Leserbriefe

Der Havarist schert aus

Emil Neuscheler, Neckartailfingen. Zum Artikel „Die Angst vor dem griechischen Virus“ vom 4. November. Der Havarist schert aus und folgt, wenn der Schaden behoben ist, als Nachzügler dem Konvoi. Der hat aus Sicherheits- und ökonomischen Gründen seine Fahrt unbeirrt fortgesetzt. Das ist die Normalität. Doch im Fall Hellas liegt alles gestoppt und wartet auf Aktionen in Athen. Aber auf welche eigentlich noch? Solange man den Leuten am Peloponnes täglich versichert, dass sie schon von der Tradition her zu Europa gehören und im Euro verbleiben sollen, fehlt jeder Wille für ein Modell, das das Land wieder auf die Beine stellen kann. Von einer Übergangsregierung, wie sie jetzt etabliert wird, kann man kaum positive Maßnahmen erwarten, zumal diese mit unpopulären Einschnitten in das gewohnte komfortable Leben verbunden sind.

Besonders ärgerlich ist, dass man die deutsche Hilfe noch mit Reparationszahlungen aus dem Krieg in Verbindung bringt. Griechenland hat ein negatives Wachstum im Staatshaushalt, das auch ohne Schuldentilgung defizitär ist. Deshalb sollte Athen den Euroraum verlassen und zur Drachme zurückkehren, bis es seine Finanzen in Ordnung gebracht hat. Oder es akzeptiert in diesem konfusen Zustand einen Kommissar aus Brüssel, der die Verwendung der Stützgelder überwacht. Das ganze Dilemma ist ein offensichtlicher Bruch des Schengener Abkommens, worin festgelegt ist, dass kein anderes Land für die Schulden anderer aufkommen soll. Unsere Kanzlerin wurde nach Cannes und Brüssel gefeiert. Wir gönnen ihr diesen Triumph. Doch es sind so viele Fragen offen geblieben.

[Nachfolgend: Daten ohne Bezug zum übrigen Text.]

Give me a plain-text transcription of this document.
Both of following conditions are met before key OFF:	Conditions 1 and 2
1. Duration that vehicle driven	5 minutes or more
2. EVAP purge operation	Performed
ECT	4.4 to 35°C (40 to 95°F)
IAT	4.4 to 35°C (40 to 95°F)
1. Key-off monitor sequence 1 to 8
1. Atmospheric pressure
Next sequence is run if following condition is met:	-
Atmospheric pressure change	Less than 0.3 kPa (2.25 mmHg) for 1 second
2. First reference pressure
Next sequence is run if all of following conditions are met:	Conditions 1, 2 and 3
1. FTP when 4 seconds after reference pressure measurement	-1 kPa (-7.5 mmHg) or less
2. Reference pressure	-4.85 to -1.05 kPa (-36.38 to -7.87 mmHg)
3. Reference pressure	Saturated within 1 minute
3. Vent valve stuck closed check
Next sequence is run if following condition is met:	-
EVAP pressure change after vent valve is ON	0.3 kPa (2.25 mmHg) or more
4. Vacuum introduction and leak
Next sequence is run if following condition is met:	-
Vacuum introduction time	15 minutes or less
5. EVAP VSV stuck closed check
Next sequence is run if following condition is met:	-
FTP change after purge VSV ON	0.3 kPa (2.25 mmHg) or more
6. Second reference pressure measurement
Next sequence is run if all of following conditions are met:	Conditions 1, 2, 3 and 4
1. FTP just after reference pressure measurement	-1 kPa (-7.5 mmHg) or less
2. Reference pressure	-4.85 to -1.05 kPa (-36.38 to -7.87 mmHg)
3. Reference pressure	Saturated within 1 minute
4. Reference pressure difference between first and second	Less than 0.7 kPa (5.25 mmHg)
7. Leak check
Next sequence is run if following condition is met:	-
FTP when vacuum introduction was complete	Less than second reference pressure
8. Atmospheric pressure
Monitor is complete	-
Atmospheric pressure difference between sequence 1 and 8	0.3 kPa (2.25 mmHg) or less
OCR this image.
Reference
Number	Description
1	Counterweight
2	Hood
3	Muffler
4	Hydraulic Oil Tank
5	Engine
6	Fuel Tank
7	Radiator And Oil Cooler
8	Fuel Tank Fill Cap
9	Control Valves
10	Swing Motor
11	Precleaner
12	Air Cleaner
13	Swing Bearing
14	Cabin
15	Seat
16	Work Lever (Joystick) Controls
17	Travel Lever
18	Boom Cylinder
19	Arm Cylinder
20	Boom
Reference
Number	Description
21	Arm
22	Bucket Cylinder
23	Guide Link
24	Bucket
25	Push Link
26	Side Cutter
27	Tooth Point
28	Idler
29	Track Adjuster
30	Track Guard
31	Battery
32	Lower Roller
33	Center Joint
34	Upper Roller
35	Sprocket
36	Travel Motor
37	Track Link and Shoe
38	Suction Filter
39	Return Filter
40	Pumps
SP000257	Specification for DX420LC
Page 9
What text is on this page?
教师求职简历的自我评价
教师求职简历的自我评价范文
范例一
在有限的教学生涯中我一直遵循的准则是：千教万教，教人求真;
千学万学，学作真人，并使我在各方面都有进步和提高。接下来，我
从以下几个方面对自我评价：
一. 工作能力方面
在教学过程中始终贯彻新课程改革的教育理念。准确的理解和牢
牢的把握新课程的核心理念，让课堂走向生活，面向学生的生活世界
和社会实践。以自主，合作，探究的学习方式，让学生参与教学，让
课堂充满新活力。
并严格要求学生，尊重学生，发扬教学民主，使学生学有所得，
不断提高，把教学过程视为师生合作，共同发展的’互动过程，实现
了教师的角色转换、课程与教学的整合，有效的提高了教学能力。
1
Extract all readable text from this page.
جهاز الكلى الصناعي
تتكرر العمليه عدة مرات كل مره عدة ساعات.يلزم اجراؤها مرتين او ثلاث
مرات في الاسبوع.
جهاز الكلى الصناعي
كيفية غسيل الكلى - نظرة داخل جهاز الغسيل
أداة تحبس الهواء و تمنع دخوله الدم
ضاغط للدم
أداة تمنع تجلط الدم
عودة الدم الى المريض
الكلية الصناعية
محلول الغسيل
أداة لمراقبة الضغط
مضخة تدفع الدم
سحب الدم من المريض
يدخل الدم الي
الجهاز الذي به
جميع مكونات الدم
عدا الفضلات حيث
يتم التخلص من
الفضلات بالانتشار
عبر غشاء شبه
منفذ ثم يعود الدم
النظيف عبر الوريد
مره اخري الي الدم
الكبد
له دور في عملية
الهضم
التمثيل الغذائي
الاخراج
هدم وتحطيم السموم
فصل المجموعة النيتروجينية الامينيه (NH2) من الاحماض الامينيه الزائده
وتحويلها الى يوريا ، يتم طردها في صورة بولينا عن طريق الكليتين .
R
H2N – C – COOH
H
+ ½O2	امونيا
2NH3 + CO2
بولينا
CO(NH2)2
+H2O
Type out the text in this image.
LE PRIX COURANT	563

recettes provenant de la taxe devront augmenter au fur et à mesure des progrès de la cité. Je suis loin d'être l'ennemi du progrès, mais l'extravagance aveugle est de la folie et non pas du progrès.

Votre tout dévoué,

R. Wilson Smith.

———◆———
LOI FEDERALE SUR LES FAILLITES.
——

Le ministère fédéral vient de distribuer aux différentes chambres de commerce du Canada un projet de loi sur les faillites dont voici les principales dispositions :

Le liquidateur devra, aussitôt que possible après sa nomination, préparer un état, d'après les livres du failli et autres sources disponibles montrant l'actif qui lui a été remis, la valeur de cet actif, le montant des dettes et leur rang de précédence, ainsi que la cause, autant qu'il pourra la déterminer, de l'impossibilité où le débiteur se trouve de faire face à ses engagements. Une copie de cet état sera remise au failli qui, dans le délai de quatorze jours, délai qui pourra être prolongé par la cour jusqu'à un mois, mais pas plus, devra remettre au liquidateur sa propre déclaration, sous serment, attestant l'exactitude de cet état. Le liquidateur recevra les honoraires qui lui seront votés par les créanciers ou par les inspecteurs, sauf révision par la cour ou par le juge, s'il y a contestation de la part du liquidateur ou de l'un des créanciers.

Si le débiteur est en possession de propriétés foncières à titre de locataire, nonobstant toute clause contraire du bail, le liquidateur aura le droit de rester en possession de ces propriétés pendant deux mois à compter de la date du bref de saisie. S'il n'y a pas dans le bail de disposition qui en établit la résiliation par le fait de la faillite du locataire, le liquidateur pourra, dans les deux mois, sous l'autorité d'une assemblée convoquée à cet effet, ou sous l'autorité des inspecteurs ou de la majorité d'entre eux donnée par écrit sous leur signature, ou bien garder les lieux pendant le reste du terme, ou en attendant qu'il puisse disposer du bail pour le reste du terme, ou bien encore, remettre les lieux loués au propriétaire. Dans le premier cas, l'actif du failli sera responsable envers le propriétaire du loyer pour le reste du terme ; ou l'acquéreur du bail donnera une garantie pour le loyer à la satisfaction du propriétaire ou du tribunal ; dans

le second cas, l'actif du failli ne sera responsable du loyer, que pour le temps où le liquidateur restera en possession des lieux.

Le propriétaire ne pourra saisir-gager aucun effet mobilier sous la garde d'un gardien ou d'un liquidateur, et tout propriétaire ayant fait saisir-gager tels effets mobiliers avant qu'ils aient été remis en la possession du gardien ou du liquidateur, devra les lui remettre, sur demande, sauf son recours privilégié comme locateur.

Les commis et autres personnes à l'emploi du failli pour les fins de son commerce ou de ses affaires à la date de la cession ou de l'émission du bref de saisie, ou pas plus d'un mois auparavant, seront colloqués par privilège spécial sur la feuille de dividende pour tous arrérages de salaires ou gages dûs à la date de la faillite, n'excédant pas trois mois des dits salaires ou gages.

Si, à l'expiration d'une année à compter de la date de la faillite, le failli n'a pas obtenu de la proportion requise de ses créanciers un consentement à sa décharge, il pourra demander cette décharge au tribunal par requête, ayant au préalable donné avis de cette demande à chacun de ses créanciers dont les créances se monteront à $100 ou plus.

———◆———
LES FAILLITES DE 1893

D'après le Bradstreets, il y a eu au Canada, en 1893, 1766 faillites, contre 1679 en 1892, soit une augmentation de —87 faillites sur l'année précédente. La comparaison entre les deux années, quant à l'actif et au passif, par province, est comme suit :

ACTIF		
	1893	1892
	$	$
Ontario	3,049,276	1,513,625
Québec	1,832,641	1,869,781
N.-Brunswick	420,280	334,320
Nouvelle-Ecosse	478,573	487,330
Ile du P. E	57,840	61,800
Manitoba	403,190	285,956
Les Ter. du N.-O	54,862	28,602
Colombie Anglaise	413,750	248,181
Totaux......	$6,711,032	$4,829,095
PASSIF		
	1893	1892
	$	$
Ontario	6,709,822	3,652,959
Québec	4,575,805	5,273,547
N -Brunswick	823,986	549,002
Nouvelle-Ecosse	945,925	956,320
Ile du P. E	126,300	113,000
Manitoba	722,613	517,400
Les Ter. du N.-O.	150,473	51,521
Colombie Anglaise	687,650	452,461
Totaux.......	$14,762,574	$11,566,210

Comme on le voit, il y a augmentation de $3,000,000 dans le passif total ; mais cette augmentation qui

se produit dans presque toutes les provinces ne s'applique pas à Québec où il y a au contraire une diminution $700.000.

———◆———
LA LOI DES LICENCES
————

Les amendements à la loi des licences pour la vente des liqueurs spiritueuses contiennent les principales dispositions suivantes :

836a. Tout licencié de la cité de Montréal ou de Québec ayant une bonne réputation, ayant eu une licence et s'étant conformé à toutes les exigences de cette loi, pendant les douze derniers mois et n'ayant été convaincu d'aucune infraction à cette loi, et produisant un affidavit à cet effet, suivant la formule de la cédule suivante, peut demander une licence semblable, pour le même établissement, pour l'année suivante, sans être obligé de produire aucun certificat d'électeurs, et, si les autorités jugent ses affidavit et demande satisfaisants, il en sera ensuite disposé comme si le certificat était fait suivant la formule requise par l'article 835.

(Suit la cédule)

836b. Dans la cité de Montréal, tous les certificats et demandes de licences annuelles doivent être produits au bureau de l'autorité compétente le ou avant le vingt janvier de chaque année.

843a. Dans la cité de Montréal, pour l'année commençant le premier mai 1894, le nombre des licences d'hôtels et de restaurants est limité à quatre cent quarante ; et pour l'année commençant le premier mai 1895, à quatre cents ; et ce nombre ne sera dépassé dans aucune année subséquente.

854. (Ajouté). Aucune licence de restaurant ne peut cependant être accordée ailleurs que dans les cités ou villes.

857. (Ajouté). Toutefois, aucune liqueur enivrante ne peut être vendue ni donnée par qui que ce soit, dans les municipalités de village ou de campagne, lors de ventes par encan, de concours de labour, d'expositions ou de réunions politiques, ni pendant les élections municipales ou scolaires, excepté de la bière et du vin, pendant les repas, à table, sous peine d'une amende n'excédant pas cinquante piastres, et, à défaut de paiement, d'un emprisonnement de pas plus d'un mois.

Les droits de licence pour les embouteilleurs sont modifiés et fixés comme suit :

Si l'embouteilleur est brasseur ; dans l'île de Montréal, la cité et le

Athen braucht weitere 150 Milliarden. Von wem? Europa ist selbst hoch verschuldet. Wir verpfänden unsere ganze Zukunft. Außerdem sollen die Banken auf 100 Milliarden freiwillig verzichten. Eine Zusage steht noch aus. Und wenn, dann holen sie sich die Ausfälle mit höheren Zinsen. Sollte es in Italien auch noch zum Eklat kommen, dann brauchen wir das Europa der zwei Geschwindigkeiten mit dem Süd- und Nordeuro. Das spiegelt die Realitäten und die Verschiedenheit der Mentalität am besten wider. Man sollte aus dem Euro kein Glaubensbekenntnis machen. Hätte man das deutsche Volk darüber abstimmen lassen, wäre die D-Mark noch heute Zahlungsmittel in Deutschland. Das ist kein Affront gegen Europa selbst, es richtet sich nur an die Disziplinlosigkeit mancher Politik. Wenn jetzt gerade wieder für die Kriegsgräber gesammelt wird, kann man erkennen, wie wertvoll die Staatengemeinschaft gerade für uns Deutsche geworden ist.